Reconstructionist synagogue in Portland, Oregon, United States

Havurah Shalom is a Reconstructionist synagogue located in Portland, Oregon, United States. Havurah Shalom was founded in 1978 and has been located in Northwest Portland since 1998. Today it is an active synagogue offering religious services, Hebrew school, adult education, and community engagement.

==History==
Havurah Shalon was founded in 1978 as the city's first Reconstructionist synagogue by former members of Congregation Beth Israel, Portland's oldest synagogue founded in 1858. The congregation met at different community spaces in its first few years. In 1986, Havurah Shalom was holding Friday night services at the Mittleman Jewish Community Center and Saturday morning services at the West Hills Unitarian Fellowship. Havurah Shalom's Shabbat School began at the Unitarian Fellowship and moved to the Jewish Community Center in 1982 where it met until the congregation would have its own building.

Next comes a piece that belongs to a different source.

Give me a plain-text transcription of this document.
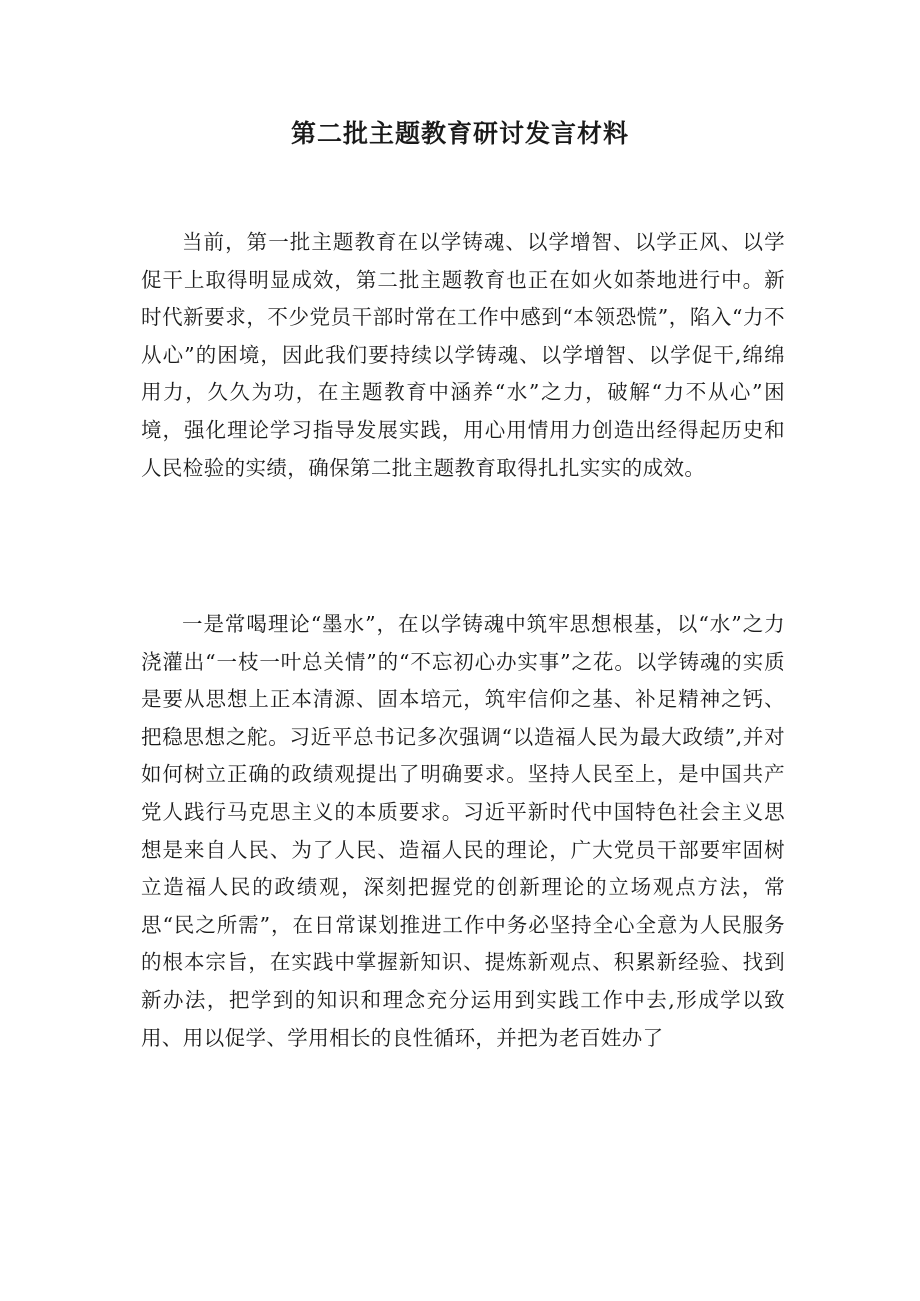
第二批主题教育研讨发言材料

当前，第一批主题教育在以学铸魂、以学增智、以学正风、以学促干上取得明显成效，第二批主题教育也正在如火如荼地进行中。新时代新要求，不少党员干部时常在工作中感到“本领恐慌”，陷入“力不从心”的困境，因此我们要持续以学铸魂、以学增智、以学促干,绵绵用力，久久为功，在主题教育中涵养“水”之力，破解“力不从心”困境，强化理论学习指导发展实践，用心用情用力创造出经得起历史和人民检验的实绩，确保第二批主题教育取得扎扎实实的成效。

一是常喝理论“墨水”，在以学铸魂中筑牢思想根基，以“水”之力浇灌出“一枝一叶总关情”的“不忘初心办实事”之花。以学铸魂的实质是要从思想上正本清源、固本培元，筑牢信仰之基、补足精神之钙、把稳思想之舵。习近平总书记多次强调“以造福人民为最大政绩”,并对如何树立正确的政绩观提出了明确要求。坚持人民至上，是中国共产党人践行马克思主义的本质要求。习近平新时代中国特色社会主义思想是来自人民、为了人民、造福人民的理论，广大党员干部要牢固树立造福人民的政绩观，深刻把握党的创新理论的立场观点方法，常思“民之所需”，在日常谋划推进工作中务必坚持全心全意为人民服务的根本宗旨，在实践中掌握新知识、提炼新观点、积累新经验、找到新办法，把学到的知识和理念充分运用到实践工作中去,形成学以致用、用以促学、学用相长的良性循环，并把为老百姓办了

The nascent congregation recruited and hired Rabbi Joey Wolf who had served as a rabbi in Austin, Texas for the previous six years. During his tenure, Rabbi Wolf built connections between the synagogue and LGBT, Black, Muslim, Arab, and other communities, and under his stewardship, established an endowment. He joined the coalition of rabbis from across the Jewish community to support the building of Portland's eruv in 2009. Rabbi Wolf retired in 2017 and was succeeded by Rabbi Benjamin Barnett.

In the late 1990s, the congregation sought its own permanent location. Havurah Shalom purchased two small concrete warehouses in Northwest Portland originally built to store and protect flammable celluloid film canisters from fire and environmental damage. The congregation engaged architect Richard Brown to transform the buildings into its multipurpose sanctuary with office, kitchen, and classroom spaces. Havurah Shalom moved into the building in 1998.

Rabbi Barnett continues to serve as rabbi at Havurah Shalom.